Why we model codebases as graphs, not file trees
A file tree tells you where code lives. It says nothing about what calls what, which test covers which function, or which requirement a symbol satisfies — exactly where agents waste their time.
Open any repository and the first thing your editor shows you is a tree: folders inside folders, files inside those. It's a familiar, comfortable shape. It's also the wrong one for an AI agent trying to make a change.
A tree answers exactly one question — where does this file sit on disk? But almost every question that matters during a real task is a question about relationships: what calls validateSession, which test exercises it, what route exposes it, and which requirement says it has to reject expired tokens. None of those live in the folder structure. They live in the edges between things.
The cost of re-deriving structure
When an agent only has a file tree and a search tool, it rebuilds structure the expensive way: it greps, it reads whole files, it follows imports by hand, and it holds the resulting mental model in its context window. Then the session ends, the context evaporates, and next time it does the whole thing again.
The single most common action in a typical agent session isn't writing code — it's re-reading files the agent already read in a previous session, to reconstruct relationships it had already worked out once.
That's the tax: structure gets re-derived from raw text, over and over, priced in input tokens every time. The fix isn't a bigger context window. It's storing the structure once and letting the agent query it.
From parse tree to knowledge graph
SpecShip parses every file with tree-sitter, which gives a concrete syntax tree per file. That's the raw material, not the product. We walk those trees to extract typed nodes — functions, classes, methods, routes, components, and specs — and then resolve the edges between them: calls, imports, extends, implements, references, and "tested-by".
The result is a single typed graph stored in a local SQLite database. The node families carry a color that stays meaningful everywhere in the product:
- Code — functions, classes, methods. The bulk of the graph.
- Spec — requirements written in RFC-2119 prose, linked to the symbols that satisfy them.
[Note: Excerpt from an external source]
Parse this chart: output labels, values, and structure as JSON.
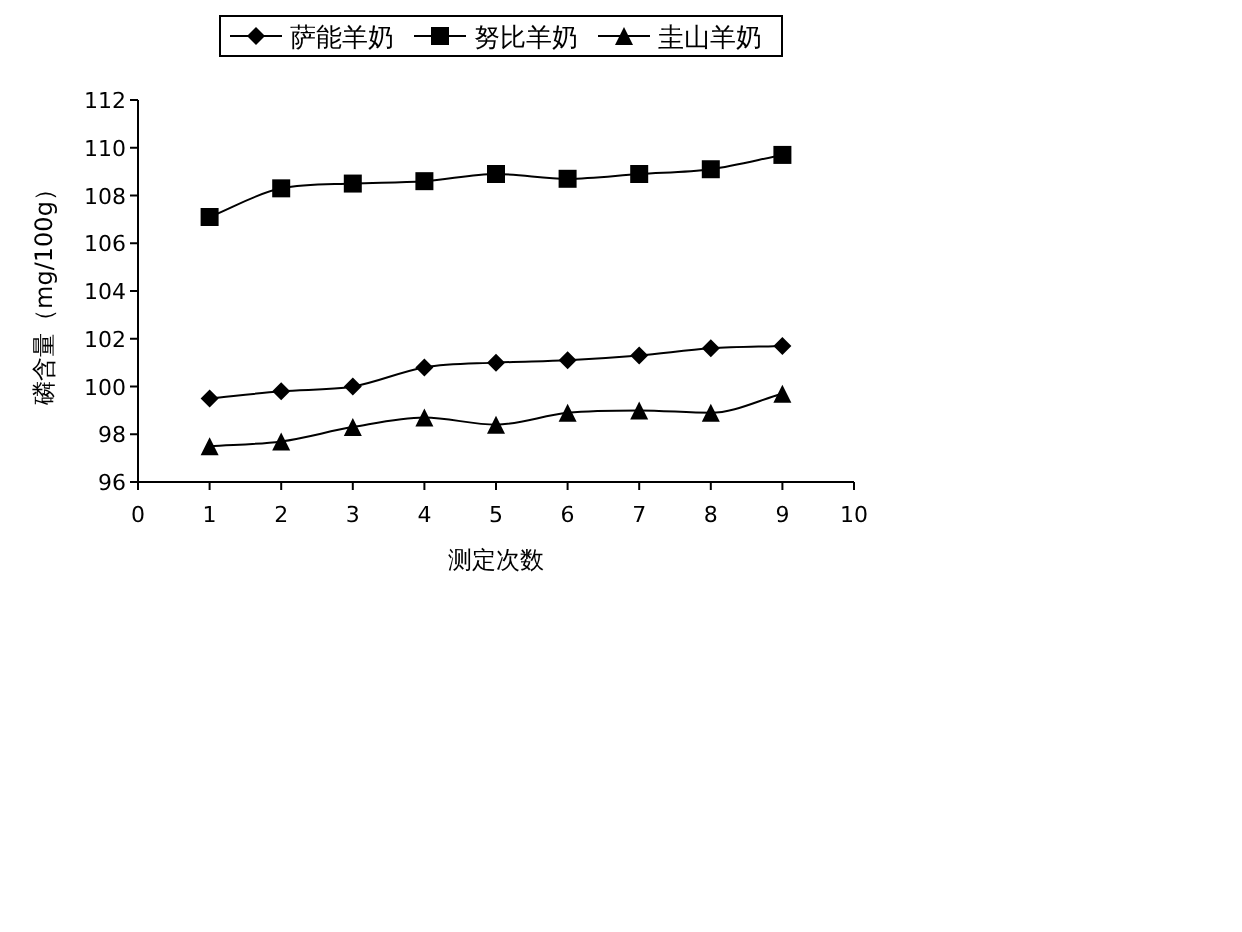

- Test — test cases, edged back to the code they cover.
- Route — HTTP/RPC entry points the frameworks expose, the doors into the system.
// one node per declaration, edges resolved in a second pass for (const decl of walk(tree.rootNode)) { const node = graph.upsert({ kind: decl.kind, // 'function' | 'class' | 'route' | 'component'… name: decl.name, file: rel, span: [decl.startIndex, decl.endIndex], }); for (const call of decl.calls) { graph.link(node, call.target, 'calls'); } }
Some edges can't be read straight off the syntax — a route handler wired up through a framework, a callback invoked dynamically, a React component re-rendering a child. Those we synthesize: inferred edges, drawn dashed in the UI and tagged provenance: 'heuristic' in the data so you always know what was extracted versus what was guessed.
What the graph unlocks
Once structure is a queryable object instead of something you reconstruct from text, a lot falls out of it almost for free.
Bounded, structural retrieval
Instead of "read this 1,400-line file," an agent asks for validateSession plus its callers, two hops deep. It gets back a handful of qualified symbols and their source — not every line that happened to match a string. In practice that's the difference between tens of thousands of tokens and a few hundred.
Drift you can actually see
Because specs are nodes with edges to the code that satisfies them, a refactor that moves or renames a symbol breaks an edge. That broken edge is drift — and it lands in a review queue instead of silently shipping.
A file tree is a map of the building. A knowledge graph is a map of who talks to whom inside it.
— from the SpecShip design notesFlows across dynamic dispatch
Asking "how does X reach Y" usually means following a chain that crosses callbacks, event emitters, and framework routes — exactly the hops a text search can't follow. Because those hops are synthesized into the graph, one query can connect a state change to the on-screen render across several indirection boundaries, each step showing the source and where the edge was wired.
Why local, why SQLite
The whole graph lives on your machine in a single SQLite file. No service to call, nothing leaving your laptop, and queries that return in single-digit milliseconds. Your code and your transcripts are yours; the graph is just an index on top of them.
File trees aren't going away — they're still how we organize bytes on disk. But for the questions an agent actually asks, the tree was never the answer. The graph is.